Se concentrer sur la respiration, les sens et la visualisation positive peut prévenir les attaques de panique et gérer d’autres symptômes de trypophobie.

Groupes de soutien

Si vous souffrez de trypophobie, vous n’êtes pas seul. Alors que les scientifiques recherchent les causes et discutent de son existence, des millions de personnes vivent avec.

Une partie du traitement peut consister à parler avec des personnes ayant le même problème. Vous voudrez peut-être envisager de rejoindre des groupes de médias sociaux et de faire partie de la communauté de la trypophobie.

Des médicaments

Si vos symptômes de trypophobie sont graves et difficiles à gérer avec une thérapie, votre psychiatre peut vous prescrire des médicaments, notamment :

  • Antidépresseurs (ISRS) : ces médicaments vous aident à éviter une réaction grave aux déclencheurs de la trypophobie.

  • Benzodiazépines : Ces médicaments vous aident à vous détendre et à réduire l’anxiété qui interfère avec vos activités régulières. Ceux-ci ne sont généralement prescrits que pour une courte période car ils risquent de créer une dépendance. 

  • Bêta-bloquants : ces médicaments bloquent les effets de l’adrénaline qui provoque certains des symptômes graves de la trypophobie.

La TCC et la thérapie d’exposition sont généralement très efficaces contre les phobies. Les psychiatres essaient généralement ces méthodes avant de recommander un médicament.

Existe-t-il un remède contre la trypophobie ?

Bien que les traitements ci-dessus puissent être très efficaces, ils ne peuvent pas guérir la trypophobie. Cependant, lorsque vous apprenez à contrôler vos symptômes, cette condition peut cesser d’affecter votre qualité de vie.

Quand appeler un médecin

Si vous pensez être atteint de trypophobie, envisagez d’en parler à votre médecin. Même si les symptômes sont légers, vous pouvez apprendre des techniques simples pour améliorer votre qualité de vie.

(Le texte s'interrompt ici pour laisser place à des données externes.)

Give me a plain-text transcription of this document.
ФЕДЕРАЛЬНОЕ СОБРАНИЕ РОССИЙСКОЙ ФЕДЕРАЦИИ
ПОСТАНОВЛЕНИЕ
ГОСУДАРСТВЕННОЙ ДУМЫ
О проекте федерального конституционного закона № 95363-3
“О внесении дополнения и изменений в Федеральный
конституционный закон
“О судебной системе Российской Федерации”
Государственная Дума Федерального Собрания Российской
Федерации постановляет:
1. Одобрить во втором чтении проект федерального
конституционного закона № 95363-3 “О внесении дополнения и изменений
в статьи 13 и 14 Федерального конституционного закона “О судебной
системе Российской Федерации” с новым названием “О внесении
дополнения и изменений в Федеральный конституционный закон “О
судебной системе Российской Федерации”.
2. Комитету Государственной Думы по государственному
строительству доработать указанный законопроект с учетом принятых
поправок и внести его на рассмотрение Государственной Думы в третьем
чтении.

Si vos symptômes sont graves, n’attendez pas. Parlez à un thérapeute de la TCC ou de la thérapie d’exposition dès que possible.

La verité

Si vous souffrez d’anxiété, de frissons, d’attaques de panique et d’autres effets indésirables en réponse à des groupes de trous, de bosses et de motifs, vous souffrez peut-être de trypophobie. Même si cette condition mérite des recherches plus approfondies, elle est étonnamment courante.

Bien qu’il n’y ait pas de remède, la trypophobie est hautement traitable. Vous n’avez pas à vivre avec des symptômes de phobie désagréables. Appelez votre médecin pour discuter des options de traitement.